Editorial 2 : A first— how a customised gene-editing tool was used to treat 9-month-old boy
Context
A nine-month-old boy, born with a rare genetic disorder, has become the first (known) person to successfully receive a custom gene-editing treatment.
A new version
- He suffered from CPS1 deficiency which causes toxic levels of ammonia to accumulate in his blood.
- To treat him, scientists and doctors from the University of Pennsylvania and the Children’s Hospital of Philadelphia developed a personalised treatment based on “base editing”, a new version of the decade-old CRISPR-Cas9 technology.

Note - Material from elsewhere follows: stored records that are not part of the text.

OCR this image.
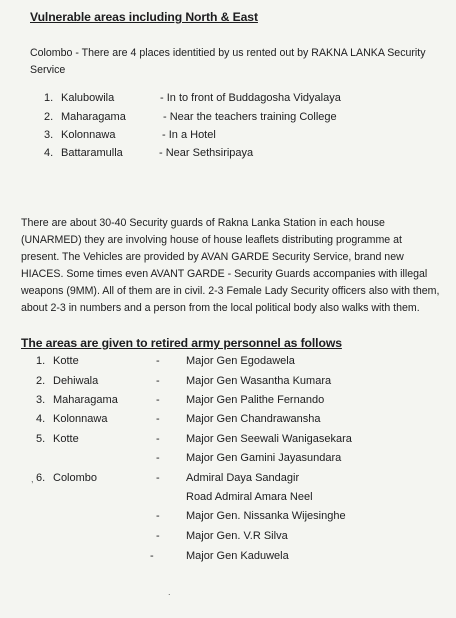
Vulnerable areas including North & East

Colombo - There are 4 places identitied by us rented out by RAKNA LANKA Security Service

1. Kalubowila	- In to front of Buddagosha Vidyalaya
2. Maharagama	- Near the teachers training College
3. Kolonnawa	- In a Hotel
4. Battaramulla	- Near Sethsiripaya

There are about 30-40 Security guards of Rakna Lanka Station in each house (UNARMED) they are involving house of house leaflets distributing programme at present. The Vehicles are provided by AVAN GARDE Security Service, brand new HIACES. Some times even AVANT GARDE - Security Guards accompanies with illegal weapons (9MM). All of them are in civil. 2-3 Female Lady Security officers also with them, about 2-3 in numbers and a person from the local political body also walks with them.

The areas are given to retired army personnel as follows
1. Kotte	- Major Gen Egodawela
2. Dehiwala	- Major Gen Wasantha Kumara
3. Maharagama	- Major Gen Palithe Fernando
4. Kolonnawa	- Major Gen Chandrawansha
5. Kotte	- Major Gen Seewali Wanigasekara
- Major Gen Gamini Jayasundara
6. Colombo	- Admiral Daya Sandagir
Road Admiral Amara Neel
- Major Gen. Nissanka Wijesinghe
- Major Gen. V.R Silva
-	Major Gen Kaduwela
,
.
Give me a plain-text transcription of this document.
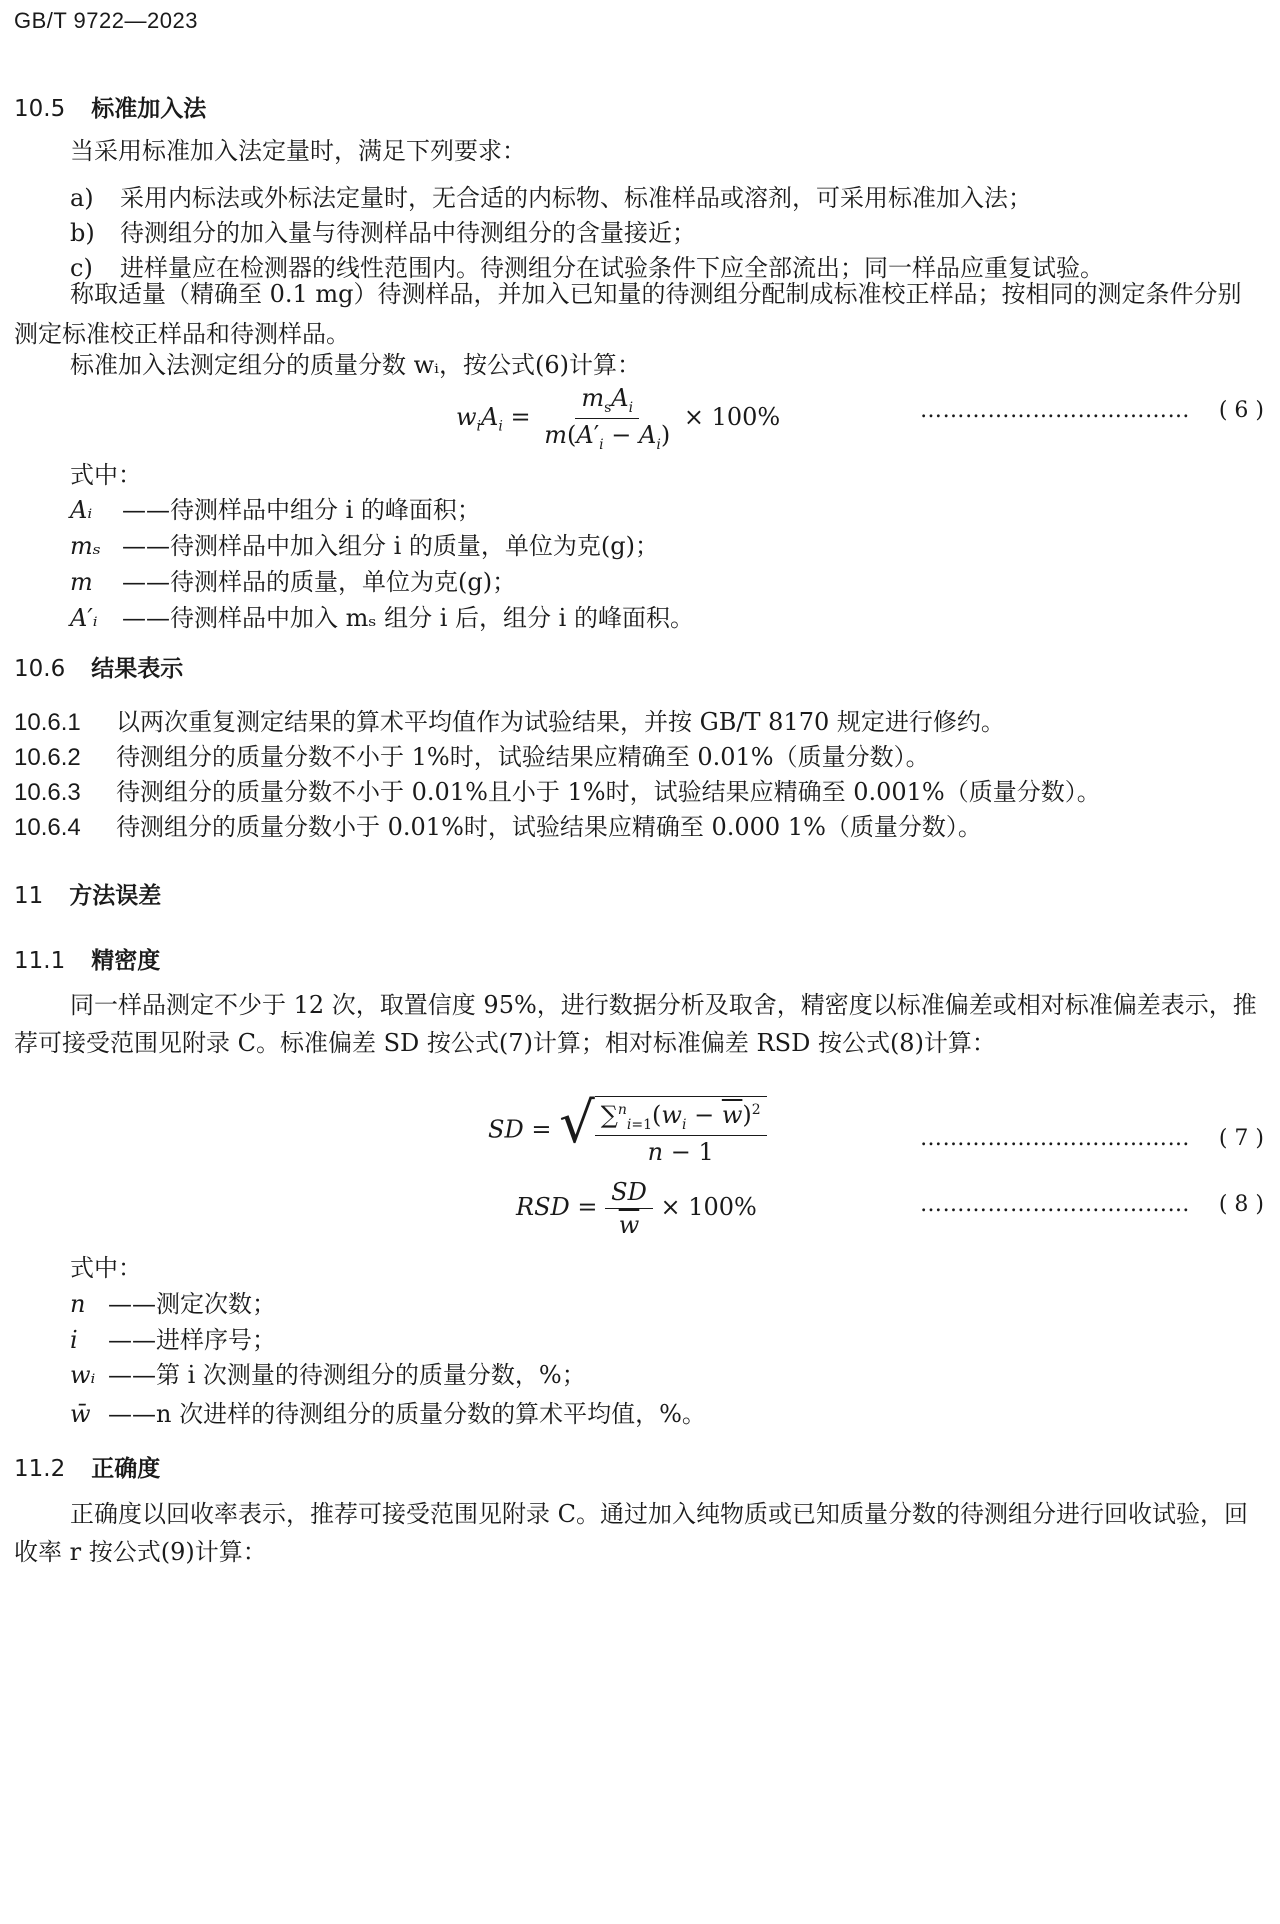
GB/T 9722—2023
10.5 标准加入法
当采用标准加入法定量时，满足下列要求：
a) 采用内标法或外标法定量时，无合适的内标物、标准样品或溶剂，可采用标准加入法；
b) 待测组分的加入量与待测样品中待测组分的含量接近；
c) 进样量应在检测器的线性范围内。待测组分在试验条件下应全部流出；同一样品应重复试验。
称取适量（精确至 0.1 mg）待测样品，并加入已知量的待测组分配制成标准校正样品；按相同的测定条件分别测定标准校正样品和待测样品。
标准加入法测定组分的质量分数 wᵢ，按公式(6)计算：
$w_iA_i = \frac{m_sA_i}{m(A'_i - A_i)} \times 100\%$	……………………………… ( 6 )
式中：
Aᵢ ——待测样品中组分 i 的峰面积；
mₛ ——待测样品中加入组分 i 的质量，单位为克(g)；
m ——待测样品的质量，单位为克(g)；
A′ᵢ ——待测样品中加入 mₛ 组分 i 后，组分 i 的峰面积。
10.6 结果表示
10.6.1 以两次重复测定结果的算术平均值作为试验结果，并按 GB/T 8170 规定进行修约。
10.6.2 待测组分的质量分数不小于 1%时，试验结果应精确至 0.01%（质量分数）。
10.6.3 待测组分的质量分数不小于 0.01%且小于 1%时，试验结果应精确至 0.001%（质量分数）。
10.6.4 待测组分的质量分数小于 0.01%时，试验结果应精确至 0.000 1%（质量分数）。
11 方法误差
11.1 精密度
同一样品测定不少于 12 次，取置信度 95%，进行数据分析及取舍，精密度以标准偏差或相对标准偏差表示，推荐可接受范围见附录 C。标准偏差 SD 按公式(7)计算；相对标准偏差 RSD 按公式(8)计算：
SD = √ $\frac{\sum^n_{i=1}(w_i - \overline{w})^2}{n - 1}$	……………………………… ( 7 )
RSD = $\frac{SD}{w} \times 100\%$	……………………………… ( 8 )
式中：
n ——测定次数；
i ——进样序号；
wᵢ ——第 i 次测量的待测组分的质量分数，%；
w̄ ——n 次进样的待测组分的质量分数的算术平均值，%。
11.2 正确度
正确度以回收率表示，推荐可接受范围见附录 C。通过加入纯物质或已知质量分数的待测组分进行回收试验，回收率 r 按公式(9)计算：
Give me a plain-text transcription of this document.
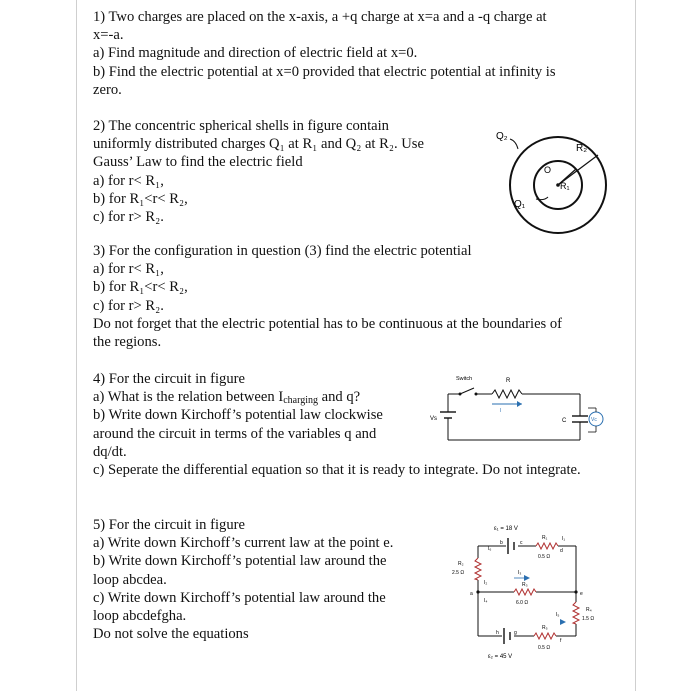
1) Two charges are placed on the x-axis, a +q charge at x=a and a -q charge at

x=-a.

a) Find magnitude and direction of electric field at x=0.

b) Find the electric potential at x=0 provided that electric potential at infinity is

zero.

2) The concentric spherical shells in figure contain

uniformly distributed charges Q₁ at R₁ and Q₂ at R₂. Use

Gauss’ Law to find the electric field

a) for r< R₁,

b) for R₁<r< R₂,

c) for r> R₂.

Q₂
R₂
O
R₁
Q₁

3) For the configuration in question (3) find the electric potential

a) for r< R₁,

b) for R₁<r< R₂,

c) for r> R₂.

Do not forget that the electric potential has to be continuous at the boundaries of

the regions.

4) For the circuit in figure

a) What is the relation between $I_{charging}$ and q?

b) Write down Kirchoff’s potential law clockwise

around the circuit in terms of the variables q and

dq/dt.

c) Seperate the differential equation so that it is ready to integrate. Do not integrate.

Switch	R
I
Vs	C	Vc

5) For the circuit in figure

a) Write down Kirchoff’s current law at the point e.

b) Write down Kirchoff’s potential law around the

loop abcdea.

c) Write down Kirchoff’s potential law around the

loop abcdefgha.

Do not solve the equations

ε₁ = 18 V
ε₂ = 45 V
R₁
0.5 Ω
R₂
2.5 Ω
R₃
6.0 Ω
R₄
1.5 Ω
0.5 Ω
R₅
I₁
I₂
I₃
I₄
I₅
I₆
a
b	c
d
e
h	g
f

- Scientists say this technology can potentially treat thousands of uncommon genetic diseases. But there remain many roadblocks to its universal adoption.
What is CRISPR?
- Following infection by a virus, humans generate an “immune memory” in the form of antibodies. When they are infected by the same virus again, these antibodies quickly identify the pathogens and help neutralise them.
- CRISPR, short for “clustered regularly interspaced short palindromic repeats” is an immune system found in microbes such as bacteria which fights invading viruses.
- When a virus infects a bacterial cell, CRISPR too helps establish a memory but a genetic one, not in the form of antibodies like in humans.
- When a virus enters a bacterial cell, the bacterium takes a piece of the virus’s genome and inserts the DNA into its own genome. CRISPR then produces a new “guide” RNA with the help of the newly acquired DNA.
- During a future attack by the same virus, the guide RNA quickly recognises the virus DNA and attaches itself to it. Then, the guide RNA directs an enzyme (a type of protein) called Cas9 to act like “molecular scissors” to cut and eliminate the virus DNA.

How does CRISPR-Cas9 gene-editing work?
- CRISPR-Cas9 gene-editing works like a “cut-copy-paste” or “find-replace” tool for DNA. DNA is made up of four chemical bases—A, T, C, and G—which pair up to form the double-helix structure.
- To fix a faulty gene causing disease, scientists first identify the abnormal DNA sequence. They then create a guide RNA that matches this sequence and attach it to the Cas9 enzyme, which acts like molecular scissors.
- When introduced into the patient's cells, the guide RNA leads Cas9 to the faulty DNA, which is then cut at that exact spot (a double-strand break).
- To ensure the faulty part does not grow back, a correct DNA sequence is also supplied to patch the break.
- Newer techniques like base editing now allow precise single-letter changes in DNA without cutting both strands, making the process safer and more accurate.
How does base editing work?
- Base editing and CRISPR-Cas9 differ significantly in how they modify DNA.
- Unlike CRISPR-Cas9, base editing does not make a double-strand break. Rather, it enables targeted single-base conversions with the help of a Cas9 enzyme fused to a base-modifying enzyme.
- This allows scientists to fix mispairing of the bases by changing one specific base.
- In the older version of CRISPR, scientists were required to provide additional DNA from outside, which would be pasted at the site where the double-strand break takes place.
- In base editing, however, the system by itself can make a very precise change without the need for a foreign DNA to be inserted.
- As a result, base editing has fewer components and is compact, making it easier to package in delivery vehicles, which can take it to target cells,” he said.
Way forward
- To make base editing more commonplace, a coordinated effort is needed to reduce treatment costs, improve scalability, and streamline regulatory processes.
- Governments must simplify regulatory approvals and provide funding support to make such therapies more accessible, especially in countries with bureaucratic hurdles like India.
- Encouraging public-private partnerships, building local manufacturing capacity, and raising public awareness are also essential steps.
- With such reforms, base editing could eventually become a transformative and affordable solution for treating rare genetic disorders.